The failure mode matters as much as the accuracy rate.

What I Got Wrong

My benchmark used obviously false facts. “The Titanic successfully completed its maiden voyage” is not subtle misinformation. It’s the kind of statement that gets flagged immediately.

In retrospect, I was testing whether models would accept absurdly false claims, not whether they’d get tricked by plausible misinformation. That’s a different experiment entirely.

To actually test hallucination susceptibility, I’d need:

Subtly wrong facts that sound plausible
Mixed information where some details are right and others wrong
Statements that require nuanced understanding, not just fact recall

But that’s also what makes this finding interesting. Even with softball fake facts, the models didn’t just reject them – they were defensive across the board.

The Technical Debt of Safety

Here’s what I think is happening under the hood:

During RLHF training, models get penalized heavily for hallucinations. The training signal is strong: never make up facts. The penalty for false positives (accepting fake information) is much higher than the penalty for false negatives (rejecting true information).

This makes sense from a product safety perspective. A model that occasionally refuses to answer is annoying. A model that confidently spreads misinformation is dangerous.

But it creates a form of technical debt. We’ve optimized for one failure mode (hallucination) so aggressively that we’ve introduced another (excessive caution). And because we can’t perfectly measure “appropriate uncertainty,” the models just default to maximum caution.

Where This Leaves Us

Confidence Analysis

Looking at the full outcome distribution, 98.8% of responses were correct. That’s impressive. But the 1.2% that were wrong were all the same type of wrong: false negatives.

This tells me something important about the current state of LLMs: we’ve solved the hallucination problem by making models reluctant to commit.

That’s progress. But it’s not the end goal.

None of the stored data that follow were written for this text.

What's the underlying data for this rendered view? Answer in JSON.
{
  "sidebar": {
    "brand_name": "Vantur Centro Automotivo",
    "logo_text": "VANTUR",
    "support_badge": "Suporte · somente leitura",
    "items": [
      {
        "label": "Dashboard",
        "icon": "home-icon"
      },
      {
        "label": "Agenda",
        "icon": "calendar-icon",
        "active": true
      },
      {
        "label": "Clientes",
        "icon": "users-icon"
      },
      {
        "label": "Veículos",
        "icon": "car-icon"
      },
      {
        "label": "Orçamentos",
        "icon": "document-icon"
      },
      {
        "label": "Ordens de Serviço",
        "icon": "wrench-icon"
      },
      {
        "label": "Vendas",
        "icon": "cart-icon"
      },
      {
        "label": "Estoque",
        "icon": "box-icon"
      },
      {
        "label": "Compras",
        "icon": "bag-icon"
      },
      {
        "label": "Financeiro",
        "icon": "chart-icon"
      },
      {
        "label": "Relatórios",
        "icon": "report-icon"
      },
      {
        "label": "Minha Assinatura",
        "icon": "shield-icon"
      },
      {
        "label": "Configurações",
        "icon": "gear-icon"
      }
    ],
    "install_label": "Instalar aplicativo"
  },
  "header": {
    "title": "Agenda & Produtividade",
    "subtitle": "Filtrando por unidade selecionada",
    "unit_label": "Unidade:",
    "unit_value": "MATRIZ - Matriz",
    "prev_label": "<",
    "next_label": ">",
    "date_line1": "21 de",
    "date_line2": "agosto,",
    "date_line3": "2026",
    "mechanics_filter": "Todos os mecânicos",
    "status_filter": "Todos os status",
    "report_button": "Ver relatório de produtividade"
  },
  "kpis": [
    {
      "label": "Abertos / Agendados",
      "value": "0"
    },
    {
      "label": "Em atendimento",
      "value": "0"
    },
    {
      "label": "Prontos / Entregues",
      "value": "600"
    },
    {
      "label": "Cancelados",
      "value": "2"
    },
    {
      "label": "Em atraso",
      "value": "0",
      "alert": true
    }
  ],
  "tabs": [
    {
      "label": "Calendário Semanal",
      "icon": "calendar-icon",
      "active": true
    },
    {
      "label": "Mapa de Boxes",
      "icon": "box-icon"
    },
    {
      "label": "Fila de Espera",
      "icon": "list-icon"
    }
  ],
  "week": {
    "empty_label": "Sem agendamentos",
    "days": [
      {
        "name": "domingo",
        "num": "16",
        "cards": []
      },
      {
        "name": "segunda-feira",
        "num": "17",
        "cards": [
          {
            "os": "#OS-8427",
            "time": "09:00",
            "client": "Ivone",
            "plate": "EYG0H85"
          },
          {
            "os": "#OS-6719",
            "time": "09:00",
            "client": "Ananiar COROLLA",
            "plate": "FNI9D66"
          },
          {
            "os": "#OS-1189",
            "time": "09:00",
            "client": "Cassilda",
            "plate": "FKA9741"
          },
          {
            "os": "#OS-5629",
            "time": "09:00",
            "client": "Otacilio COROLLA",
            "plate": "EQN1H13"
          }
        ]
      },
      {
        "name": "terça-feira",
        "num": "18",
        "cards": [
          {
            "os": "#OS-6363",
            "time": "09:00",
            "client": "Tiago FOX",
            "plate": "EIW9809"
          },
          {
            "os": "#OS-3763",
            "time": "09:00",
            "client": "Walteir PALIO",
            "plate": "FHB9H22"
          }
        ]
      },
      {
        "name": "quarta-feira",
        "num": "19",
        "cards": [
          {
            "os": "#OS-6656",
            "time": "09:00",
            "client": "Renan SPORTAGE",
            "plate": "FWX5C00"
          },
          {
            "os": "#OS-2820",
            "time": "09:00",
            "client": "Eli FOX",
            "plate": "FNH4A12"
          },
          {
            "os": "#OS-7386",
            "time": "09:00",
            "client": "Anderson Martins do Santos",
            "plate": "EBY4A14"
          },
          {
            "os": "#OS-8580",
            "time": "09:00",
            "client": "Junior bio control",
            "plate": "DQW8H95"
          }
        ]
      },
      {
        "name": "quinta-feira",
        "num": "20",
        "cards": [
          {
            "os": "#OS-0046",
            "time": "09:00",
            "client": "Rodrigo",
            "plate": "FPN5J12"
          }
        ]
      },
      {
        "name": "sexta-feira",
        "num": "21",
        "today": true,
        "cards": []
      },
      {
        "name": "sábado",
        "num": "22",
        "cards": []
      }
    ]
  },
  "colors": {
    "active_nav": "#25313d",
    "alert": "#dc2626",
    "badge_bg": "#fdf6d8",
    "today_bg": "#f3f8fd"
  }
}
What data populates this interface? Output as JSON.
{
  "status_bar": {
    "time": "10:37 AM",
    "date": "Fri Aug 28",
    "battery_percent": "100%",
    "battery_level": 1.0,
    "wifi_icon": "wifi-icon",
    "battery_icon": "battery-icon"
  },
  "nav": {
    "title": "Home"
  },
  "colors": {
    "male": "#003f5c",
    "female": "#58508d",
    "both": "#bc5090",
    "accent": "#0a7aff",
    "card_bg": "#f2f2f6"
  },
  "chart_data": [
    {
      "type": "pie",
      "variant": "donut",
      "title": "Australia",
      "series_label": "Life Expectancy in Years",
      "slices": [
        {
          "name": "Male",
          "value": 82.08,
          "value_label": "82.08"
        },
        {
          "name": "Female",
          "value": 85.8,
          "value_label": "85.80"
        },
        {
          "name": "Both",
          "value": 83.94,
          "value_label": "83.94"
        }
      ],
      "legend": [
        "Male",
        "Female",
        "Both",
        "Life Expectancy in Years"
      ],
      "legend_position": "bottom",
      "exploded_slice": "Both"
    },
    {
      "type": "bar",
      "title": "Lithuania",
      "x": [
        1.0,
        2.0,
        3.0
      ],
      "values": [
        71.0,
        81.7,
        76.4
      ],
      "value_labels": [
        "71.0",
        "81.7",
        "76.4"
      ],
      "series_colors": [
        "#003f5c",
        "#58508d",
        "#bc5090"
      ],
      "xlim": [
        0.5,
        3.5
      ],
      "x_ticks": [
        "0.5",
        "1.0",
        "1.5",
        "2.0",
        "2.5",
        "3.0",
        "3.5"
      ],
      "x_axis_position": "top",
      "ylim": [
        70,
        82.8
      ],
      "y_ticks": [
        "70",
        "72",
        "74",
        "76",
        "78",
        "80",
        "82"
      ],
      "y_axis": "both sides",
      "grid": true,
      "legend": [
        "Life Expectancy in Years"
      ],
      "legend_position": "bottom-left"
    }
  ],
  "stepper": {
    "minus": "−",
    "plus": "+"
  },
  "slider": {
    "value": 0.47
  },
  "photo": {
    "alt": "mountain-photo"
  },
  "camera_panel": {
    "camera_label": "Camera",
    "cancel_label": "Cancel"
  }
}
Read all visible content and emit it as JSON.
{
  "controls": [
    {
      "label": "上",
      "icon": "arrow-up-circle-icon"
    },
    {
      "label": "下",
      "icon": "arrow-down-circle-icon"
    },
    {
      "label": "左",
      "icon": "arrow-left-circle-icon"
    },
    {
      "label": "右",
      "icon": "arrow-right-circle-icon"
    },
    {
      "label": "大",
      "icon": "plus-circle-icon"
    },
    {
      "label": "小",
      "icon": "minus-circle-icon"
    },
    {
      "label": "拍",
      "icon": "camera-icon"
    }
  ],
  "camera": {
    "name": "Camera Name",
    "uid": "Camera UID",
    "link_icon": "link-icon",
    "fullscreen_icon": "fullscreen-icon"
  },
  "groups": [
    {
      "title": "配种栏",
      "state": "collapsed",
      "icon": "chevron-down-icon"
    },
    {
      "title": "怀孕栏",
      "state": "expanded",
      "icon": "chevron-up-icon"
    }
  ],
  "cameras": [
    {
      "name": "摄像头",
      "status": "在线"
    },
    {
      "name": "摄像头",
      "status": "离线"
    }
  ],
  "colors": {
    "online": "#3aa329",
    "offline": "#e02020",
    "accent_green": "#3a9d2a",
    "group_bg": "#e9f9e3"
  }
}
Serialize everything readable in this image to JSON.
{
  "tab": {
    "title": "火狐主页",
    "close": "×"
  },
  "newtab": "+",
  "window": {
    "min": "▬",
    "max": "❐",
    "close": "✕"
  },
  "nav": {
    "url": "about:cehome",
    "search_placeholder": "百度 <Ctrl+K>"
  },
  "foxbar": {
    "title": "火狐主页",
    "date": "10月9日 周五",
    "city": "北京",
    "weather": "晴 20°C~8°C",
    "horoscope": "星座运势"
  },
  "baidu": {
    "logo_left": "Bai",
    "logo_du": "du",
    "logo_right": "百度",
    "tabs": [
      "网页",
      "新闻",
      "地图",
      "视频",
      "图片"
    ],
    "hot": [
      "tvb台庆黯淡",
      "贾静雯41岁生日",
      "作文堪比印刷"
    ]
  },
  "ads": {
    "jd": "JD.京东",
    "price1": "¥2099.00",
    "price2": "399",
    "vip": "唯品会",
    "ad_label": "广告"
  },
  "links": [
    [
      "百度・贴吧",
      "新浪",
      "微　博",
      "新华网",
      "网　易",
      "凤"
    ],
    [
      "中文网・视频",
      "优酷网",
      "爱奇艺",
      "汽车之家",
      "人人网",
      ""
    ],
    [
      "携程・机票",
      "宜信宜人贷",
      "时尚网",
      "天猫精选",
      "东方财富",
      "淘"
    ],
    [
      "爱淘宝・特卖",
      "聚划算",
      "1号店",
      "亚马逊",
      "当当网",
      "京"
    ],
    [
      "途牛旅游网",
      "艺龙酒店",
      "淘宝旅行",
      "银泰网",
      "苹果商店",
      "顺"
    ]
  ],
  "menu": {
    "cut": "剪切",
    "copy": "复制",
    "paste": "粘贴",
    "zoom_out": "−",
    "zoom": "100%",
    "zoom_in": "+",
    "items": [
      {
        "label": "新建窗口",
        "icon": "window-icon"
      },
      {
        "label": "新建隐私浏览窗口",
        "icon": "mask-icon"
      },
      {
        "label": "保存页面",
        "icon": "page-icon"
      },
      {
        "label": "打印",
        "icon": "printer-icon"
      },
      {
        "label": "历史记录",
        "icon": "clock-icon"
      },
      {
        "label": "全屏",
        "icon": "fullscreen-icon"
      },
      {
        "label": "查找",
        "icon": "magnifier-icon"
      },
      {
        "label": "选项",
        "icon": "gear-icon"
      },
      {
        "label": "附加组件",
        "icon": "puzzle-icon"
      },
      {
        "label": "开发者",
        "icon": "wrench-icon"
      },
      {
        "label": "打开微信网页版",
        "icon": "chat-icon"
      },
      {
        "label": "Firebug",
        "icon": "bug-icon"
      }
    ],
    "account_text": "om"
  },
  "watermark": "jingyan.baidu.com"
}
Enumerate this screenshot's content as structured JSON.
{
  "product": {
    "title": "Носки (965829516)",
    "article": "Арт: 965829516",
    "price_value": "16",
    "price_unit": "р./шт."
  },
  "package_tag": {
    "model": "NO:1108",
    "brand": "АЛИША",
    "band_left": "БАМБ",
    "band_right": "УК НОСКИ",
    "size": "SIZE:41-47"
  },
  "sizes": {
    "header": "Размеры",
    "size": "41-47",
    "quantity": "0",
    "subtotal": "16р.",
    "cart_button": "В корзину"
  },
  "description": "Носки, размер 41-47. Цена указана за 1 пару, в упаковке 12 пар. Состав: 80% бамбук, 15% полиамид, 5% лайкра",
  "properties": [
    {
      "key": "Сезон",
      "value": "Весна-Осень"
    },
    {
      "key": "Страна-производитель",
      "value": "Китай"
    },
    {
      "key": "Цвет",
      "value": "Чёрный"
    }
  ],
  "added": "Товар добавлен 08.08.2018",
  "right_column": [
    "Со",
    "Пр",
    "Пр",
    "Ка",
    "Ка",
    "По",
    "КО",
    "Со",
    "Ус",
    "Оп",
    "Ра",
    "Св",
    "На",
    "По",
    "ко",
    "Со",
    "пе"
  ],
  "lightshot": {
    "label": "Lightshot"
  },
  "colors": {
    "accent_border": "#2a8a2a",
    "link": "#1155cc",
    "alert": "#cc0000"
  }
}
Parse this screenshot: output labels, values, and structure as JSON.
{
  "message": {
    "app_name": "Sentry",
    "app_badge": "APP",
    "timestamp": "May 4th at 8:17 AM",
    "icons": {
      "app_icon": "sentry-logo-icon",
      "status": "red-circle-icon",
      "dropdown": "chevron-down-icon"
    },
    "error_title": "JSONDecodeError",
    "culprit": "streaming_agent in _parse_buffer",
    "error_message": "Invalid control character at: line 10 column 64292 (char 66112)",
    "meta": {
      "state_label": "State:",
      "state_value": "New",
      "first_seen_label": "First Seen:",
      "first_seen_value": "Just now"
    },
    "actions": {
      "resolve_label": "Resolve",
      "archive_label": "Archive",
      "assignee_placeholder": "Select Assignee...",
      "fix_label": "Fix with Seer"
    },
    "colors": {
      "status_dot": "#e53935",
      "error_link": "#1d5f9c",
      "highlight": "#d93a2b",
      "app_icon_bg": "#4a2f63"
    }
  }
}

The next frontier isn’t getting models to stop hallucinating – they’ve basically done that on straightforward factual questions. It’s getting them to:

Express calibrated uncertainty
Distinguish between “definitely false” and “uncertain”
Provide nuanced answers instead of binary true/false judgments
Know what they don’t know

Limitations and Future Work

This was a small-scale experiment with limitations:

Dataset size: Only 40 statements
Fact complexity: Simple historical facts, not complex or nuanced claims
Single API provider: All models tested through Together AI
Binary evaluation: True/false doesn’t capture nuanced responses

A more robust version would:

Test with subtle misinformation, not obvious falsehoods
Include complex claims requiring reasoning, not just fact recall
Evaluate explanation quality, not just verdict accuracy
Test the same models across different providers to check for API-level filtering

The Bottom Line

I set out to measure how often AI models hallucinate. I discovered they’ve become so afraid of hallucinating that they’re starting to reject reality.

That’s not a hallucination problem. It’s an overcorrection problem.

And honestly? I’m not sure which one is harder to fix.